The Delta Kappa Gamma Bulletin published an article by one enthusiastic teacher of journal-writing. Here’s how she described her mission: “No matter how poorly a student spells or how poorly a sentence is structured, a student can still make high marks on journal writing.” Her rationale was that the higher grades make poor students “feel successful.”
To replace the teaching of writing skills with the promotion of unearned self esteem is a cheat on the students. To allow, even encourage, the repetition of writing mistakes, while pretending that mistakes don’t matter, is the direct opposite of what education should be.
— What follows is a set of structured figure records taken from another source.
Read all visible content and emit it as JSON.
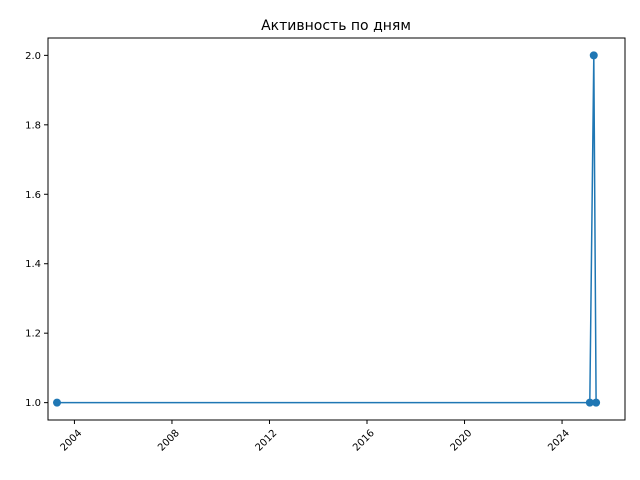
{
  "chart_data": {
    "type": "line",
    "title": "Активность по дням",
    "xlabel": "",
    "ylabel": "",
    "x": [
      "2003-04-15",
      "2025-02-20",
      "2025-04-20",
      "2025-05-25"
    ],
    "series": [
      {
        "values": [
          1,
          1,
          2,
          1
        ]
      }
    ],
    "xlim": [
      "2002-12-01",
      "2026-08-01"
    ],
    "ylim": [
      0.95,
      2.05
    ],
    "x_ticks": [
      {
        "value": "2004-01-01",
        "label": "2004"
      },
      {
        "value": "2008-01-01",
        "label": "2008"
      },
      {
        "value": "2012-01-01",
        "label": "2012"
      },
      {
        "value": "2016-01-01",
        "label": "2016"
      },
      {
        "value": "2020-01-01",
        "label": "2020"
      },
      {
        "value": "2024-01-01",
        "label": "2024"
      }
    ],
    "y_ticks": [
      {
        "value": 1.0,
        "label": "1.0"
      },
      {
        "value": 1.2,
        "label": "1.2"
      },
      {
        "value": 1.4,
        "label": "1.4"
      },
      {
        "value": 1.6,
        "label": "1.6"
      },
      {
        "value": 1.8,
        "label": "1.8"
      },
      {
        "value": 2.0,
        "label": "2.0"
      }
    ],
    "x_tick_rotation": 45,
    "grid": false,
    "legend": "none",
    "color": "#1f77b4"
  }
}
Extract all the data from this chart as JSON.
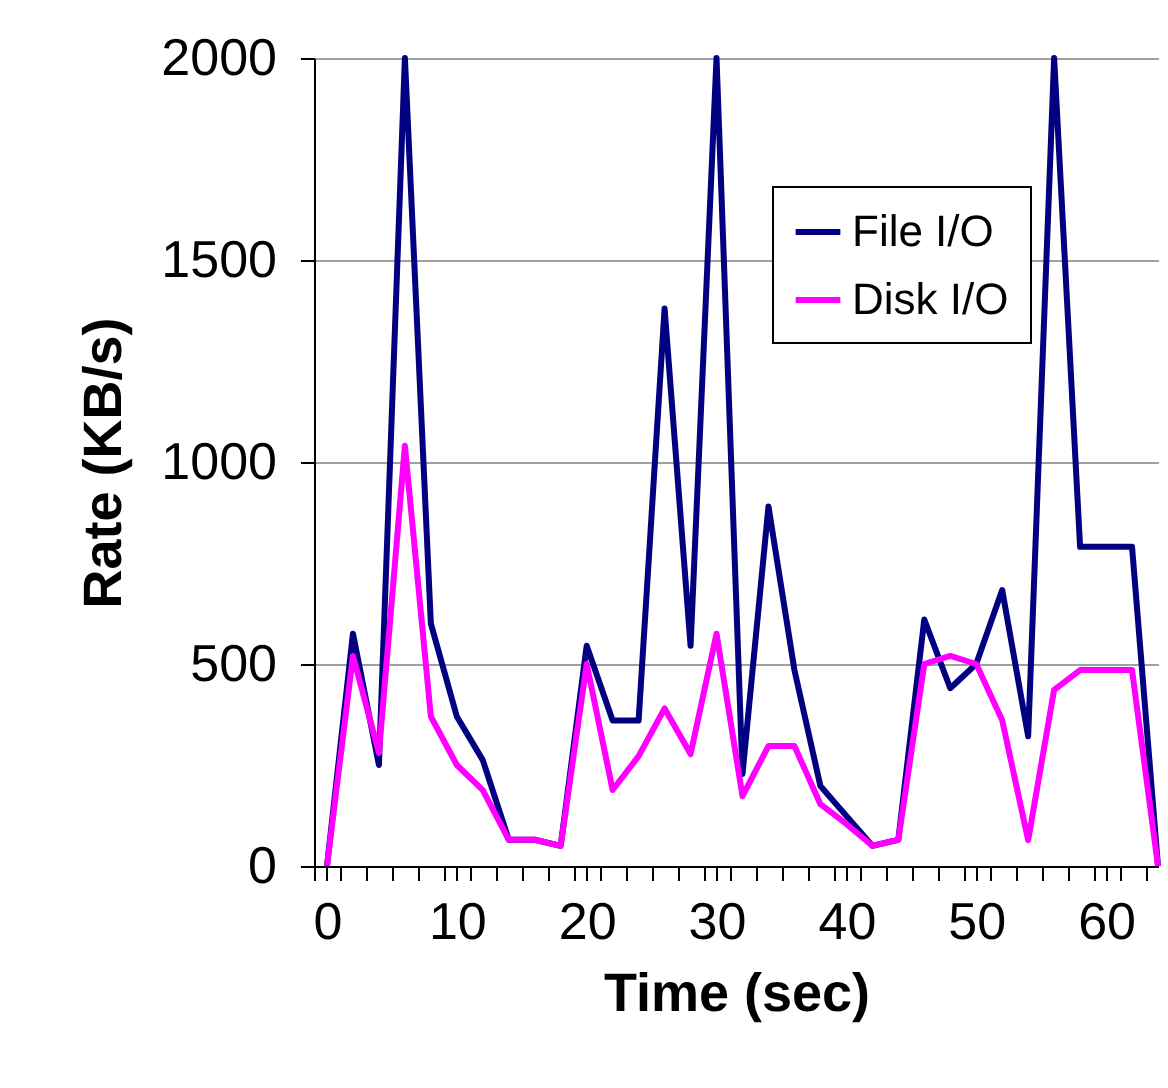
{
  "chart_data": {
    "type": "line",
    "xlabel": "Time (sec)",
    "ylabel": "Rate (KB/s)",
    "x": [
      0,
      2,
      4,
      6,
      8,
      10,
      12,
      14,
      16,
      18,
      20,
      22,
      24,
      26,
      28,
      30,
      32,
      34,
      36,
      38,
      40,
      42,
      44,
      46,
      48,
      50,
      52,
      54,
      56,
      58,
      60,
      62,
      64
    ],
    "series": [
      {
        "name": "File I/O",
        "color": "#000080",
        "values": [
          0,
          575,
          250,
          2000,
          600,
          370,
          262,
          65,
          65,
          50,
          545,
          360,
          360,
          1380,
          545,
          2000,
          228,
          890,
          485,
          198,
          124,
          50,
          65,
          610,
          440,
          500,
          683,
          321,
          2000,
          790,
          790,
          790,
          0
        ]
      },
      {
        "name": "Disk I/O",
        "color": "#ff00ff",
        "values": [
          0,
          520,
          280,
          1040,
          370,
          250,
          188,
          65,
          65,
          50,
          500,
          188,
          272,
          390,
          277,
          575,
          173,
          297,
          297,
          153,
          104,
          50,
          65,
          500,
          520,
          500,
          361,
          64,
          436,
          485,
          485,
          485,
          0
        ]
      }
    ],
    "xlim": [
      -1,
      64
    ],
    "xticks": [
      {
        "value": -1,
        "label": null
      },
      0,
      {
        "value": 1,
        "label": null
      },
      {
        "value": 3,
        "label": null
      },
      {
        "value": 5,
        "label": null
      },
      {
        "value": 7,
        "label": null
      },
      {
        "value": 9,
        "label": null
      },
      10,
      {
        "value": 11,
        "label": null
      },
      {
        "value": 13,
        "label": null
      },
      {
        "value": 15,
        "label": null
      },
      {
        "value": 17,
        "label": null
      },
      {
        "value": 19,
        "label": null
      },
      20,
      {
        "value": 21,
        "label": null
      },
      {
        "value": 23,
        "label": null
      },
      {
        "value": 25,
        "label": null
      },
      {
        "value": 27,
        "label": null
      },
      {
        "value": 29,
        "label": null
      },
      30,
      {
        "value": 31,
        "label": null
      },
      {
        "value": 33,
        "label": null
      },
      {
        "value": 35,
        "label": null
      },
      {
        "value": 37,
        "label": null
      },
      {
        "value": 39,
        "label": null
      },
      40,
      {
        "value": 41,
        "label": null
      },
      {
        "value": 43,
        "label": null
      },
      {
        "value": 45,
        "label": null
      },
      {
        "value": 47,
        "label": null
      },
      {
        "value": 49,
        "label": null
      },
      50,
      {
        "value": 51,
        "label": null
      },
      {
        "value": 53,
        "label": null
      },
      {
        "value": 55,
        "label": null
      },
      {
        "value": 57,
        "label": null
      },
      {
        "value": 59,
        "label": null
      },
      60,
      {
        "value": 61,
        "label": null
      },
      {
        "value": 63,
        "label": null
      }
    ],
    "ylim": [
      0,
      2000
    ],
    "yticks": [
      0,
      500,
      1000,
      1500,
      2000
    ],
    "grid": "y",
    "legend": "top right",
    "marker": "none",
    "line_style": "solid"
  }
}
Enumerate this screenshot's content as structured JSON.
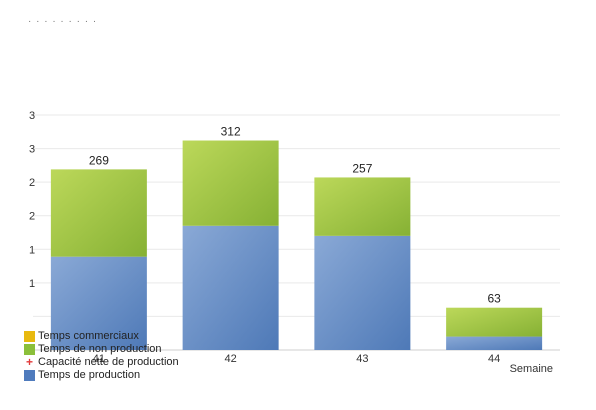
{
  "chart_data": {
    "type": "bar",
    "stacked": true,
    "categories": [
      "41",
      "42",
      "43",
      "44"
    ],
    "xlabel": "Semaine",
    "ylabel": "",
    "ylim": [
      0,
      350
    ],
    "grid": true,
    "totals": [
      269,
      312,
      257,
      63
    ],
    "series": [
      {
        "name": "Temps de production",
        "color": "#6a8fc4",
        "values": [
          139,
          185,
          170,
          20
        ]
      },
      {
        "name": "Temps de non production",
        "color": "#9cc23c",
        "values": [
          130,
          127,
          87,
          43
        ]
      },
      {
        "name": "Temps commerciaux",
        "color": "#f2b705",
        "values": [
          0,
          0,
          0,
          0
        ]
      }
    ],
    "y_tick_labels": [
      "1",
      "1",
      "2",
      "2",
      "3",
      "3"
    ],
    "legend": [
      {
        "label": "Temps commerciaux",
        "color": "#e8b90f",
        "marker": "square"
      },
      {
        "label": "Temps de non production",
        "color": "#8bbf3a",
        "marker": "square"
      },
      {
        "label": "Capacité nette de production",
        "color": "#e23b3b",
        "marker": "plus"
      },
      {
        "label": "Temps de production",
        "color": "#4f7bbd",
        "marker": "square"
      }
    ]
  }
}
Spelling is a lost art. The appalling inability of college graduates, as well as high school graduates, to spell is obvious to anyone who cares to look at their written work .
Some schools actually encourage children to misspell words by telling them to write words any way they seem to sound. When parents protest, they are told, don’t worry; the children will learn the correct spelling later.
That’s not true. Bad habits learned when you are young are very difficult to shake. It’s a terrible mistake to teach children bad habits (of spelling or anything else), and then expect them to self-correct later.
No wonder the SAT scores have been dropping steadily and dramatically for 20 years. The education establishment has an answer for that: just raise the scores by 100 points. They don’t call this cheating; they call it “recentering.”
Beginning next year, a 430 SAT score on the verbal section will suddenly become a 510. Of course, the students won’t be any smarter, but they will feel good about their higher scores and the public will be further anesthetized about the declining value of a public school diploma.
The inability of young people to write is an even better index of the failure of the public schools than the now widely recognized high rate of illiteracy. Whereas reading may be considered a passive skill, writing is an active skill that forces you to formulate your own thoughts, organize them in a coherent way, and put them on paper in a form that communicates a message to others.
That’s precisely what most young people cannot do.
If you can’t write well, you can’t think well. And if you can’t think well, look out, someone else will do your thinking for you.